Ermittlungen
Ein Blick auf das eingestürzte Kölner Stadtarchiv.

Ein Blick auf das eingestürzte Kölner Stadtarchiv.

dpa

Ein Blick auf das eingestürzte Kölner Stadtarchiv.

Köln. Taucher haben am Montag die letzte Phase der Bergungsarbeiten an der Einsturzstelle des Kölner Stadtarchivs gestartet. Sie sollen feststellen, wo im Grundwasser noch Trümmer liegen. In den nächsten Tagen sollen an diesen Trümmerteilen Halterungen angebracht werden, um sie dann mit Seilbaggern aus dem Wasser heben zu können.

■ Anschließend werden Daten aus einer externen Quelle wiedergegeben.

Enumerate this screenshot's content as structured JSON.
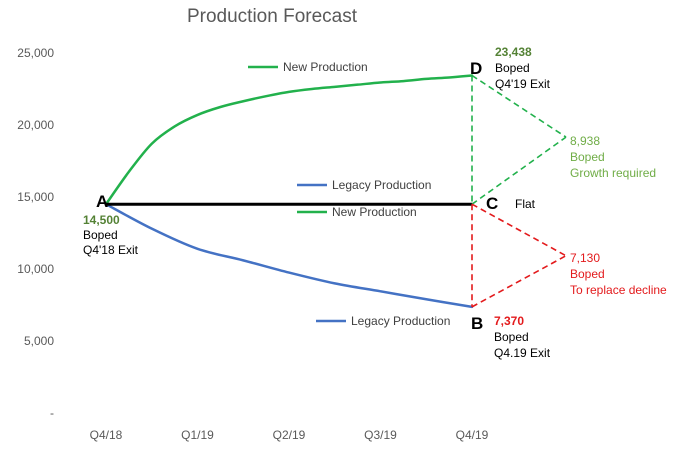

„Manche dieser Teile sind bis zu 15 Tonnen schwer“, sagte der städtische Bauleiter Jörg Holzhäuser. Beim Einsturz des Historischen Archivs im März 2009 waren zwei Menschen ums Leben gekommen, tonnenweise Archivalien wurden verschüttet. Weil die Sicht in dem schmutzigen Wasser so schlecht ist, müssen die Bautaucher ihre Arbeit mit bloßen Händen verrichten.

„Es gibt da unten viele verschiedene Trümmerteile“, erklärte der Berufstaucher Gerrit Hochmuth. „Deren Lage und Statik ist nicht klar. Jederzeit kann sich etwas bewegen, das ist riskant.“ Unter Wasser könne man nur „mit den Fingern sehen“. Bei jedem Tauchgang bringt Hochmuth auch durchnässte und verdreckte Archivalien ans Tageslicht.

Gewerbesteuer-Akten etwa, die von Experten schnell gewaschen, in Folie verpackt und tiefgefroren werden. Nur so besteht eine realistische Chance, die Papiere restaurieren zu können. Die Bergungsarbeiten sollen nach Angaben von Bauleiter Holzhäuser noch bis mindestens Ende Januar andauern.